We lost Carter in Penticton for almost an hour. We were at the hotel and he had gone for a swim in the pool to try out his new wet suit. Lyndon was outside and saw him getting out of the pool. A few minutes later, Lyndon came into the room where I was getting ready for the day and asked where Carter was. And the search began. We looked everywhere. Twice. He was nowhere. I phoned the front desk and the hotel staff started searching as well. He was finally found, in the room next door to ours, by one of the cleaning staff. Apparently he had lost his way on the way back to our room from the pool, and had gone into the room next door by accident. The door had been left open while the room was being cleaned and he wasn’t noticed.

Carter was wet from the pool so he stripped off his wet suit and crawled into bed and started watching television. By the time he realized something was awry (perhaps the lack of luggage and family members were his first clues?), he was trapped, naked, in the bed. Thankfully, it is now just a funny story but for awhile I was a frantic momma pleading with God for my baby’s safe return.

The family reunion:

This was a Kemp reunion. Lyndon’s mom’s family. It was held at a beautiful little bible camp near Lumby. Apparently, Lyndon and his brother Darren had attended a camp there when they were teens. As the story goes, they spent a day there before they were “asked to leave”. Something to do with them having a little bit of trouble following the rules. Imagine.
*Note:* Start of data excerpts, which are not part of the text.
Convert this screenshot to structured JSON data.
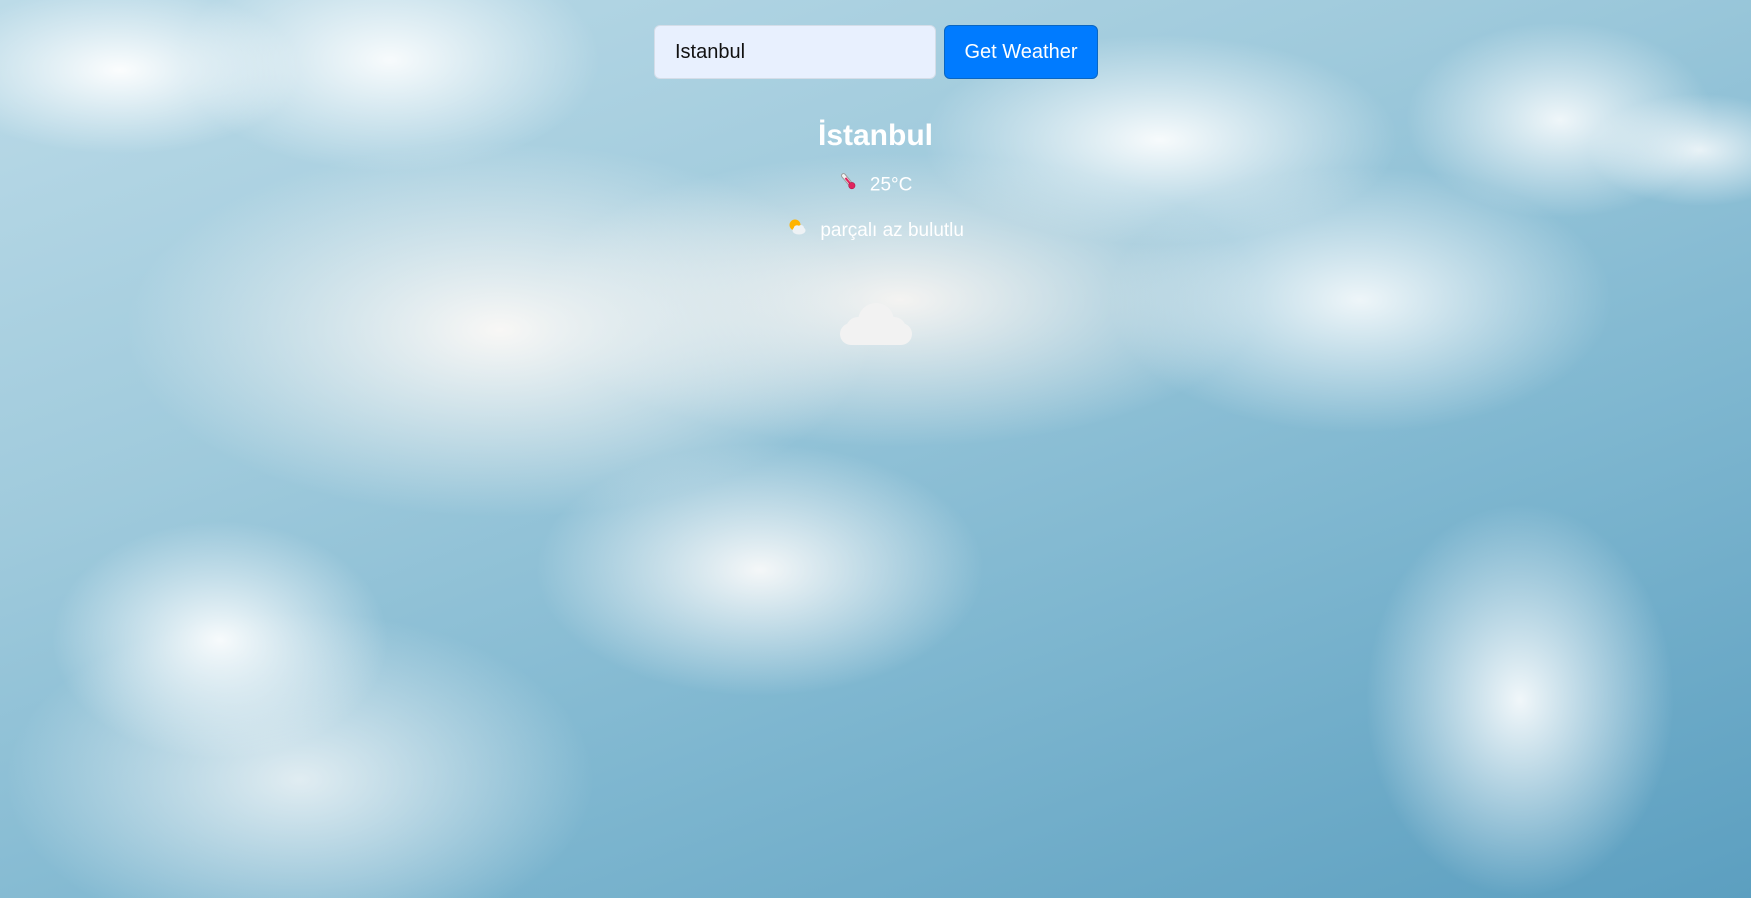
{
  "search": {
    "value": "Istanbul",
    "placeholder": "",
    "button_label": "Get Weather"
  },
  "weather": {
    "city": "İstanbul",
    "temperature": "25°C",
    "description": "parçalı az bulutlu",
    "icons": {
      "temperature": "thermometer-icon",
      "description": "sun-behind-cloud-icon",
      "condition": "cloud-icon"
    }
  },
  "colors": {
    "button_bg": "#007bff",
    "input_bg": "#e8f0fe",
    "text": "#ffffff"
  }
}
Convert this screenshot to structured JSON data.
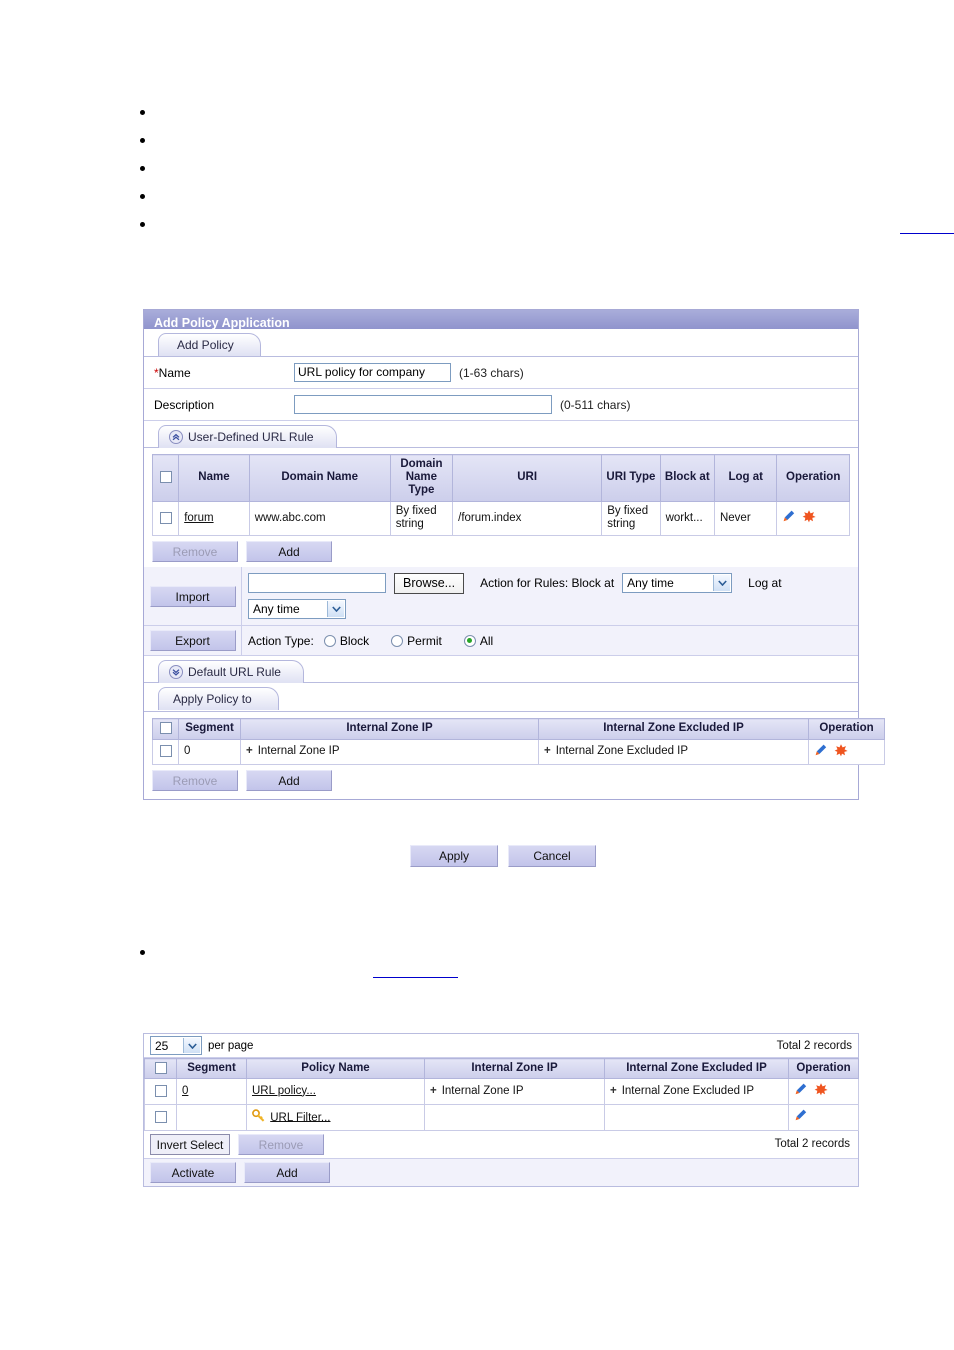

Anyway, the DVM camp was a lovely spot to spend a couple of days. Here are the reigning patriarchs and matriarchs of the Kemp clan. Lyndon’s mom, Marilyn, is in red and next to her are her brother Wayne, sister Viv, and brother Norm.

The most relaxing:

After the reunion, we met up with Lyndon’s Aunt Merry in Vernon and went to Dee Lake for a couple of days. We stayed in a ninety-year-old log cabin and enjoyed some quiet days playing in the water, visiting, and reading. The boys fished a little, kayaked, and snorkeled. My favourite moment was the morning we left. Merry made coffee and she, Lyndon, and I sat down on the beach and watched the sun come up over the trees while a family of loons fished for their breakfasts. Beautiful.

The best field trip:

On our last day in Vernon, we went with Merry to Davison’s Market and Planet Bee. We’ve been to these places before, and they are favourites.

Best “catch-up” visit:

We stopped for a night in Salmon Arm at Lyndon’s cousin Michelle’s house. When our boys were small, we spent about a year living in Shaunavon, Saskatchewan at the same time that Michelle and her husband Dave were living on a pig farm near there. We home-churched with them during that time, and those days remain some of Tyson’s and Colton’s favourite childhood memories. Dave and Michelle had, then, five boys and also homeschooled, which made for some wonderful gatherings. It was great to spend some time with them again.

It was a lovely holiday. Lots of time together, and with friends and family. We did lots, saw lots, laughed lots. And so, for the finale, the final category. Because really, what vacation with boys would be complete without …

The best wedgie:

Don’t feel too sorry for him. He deserved it.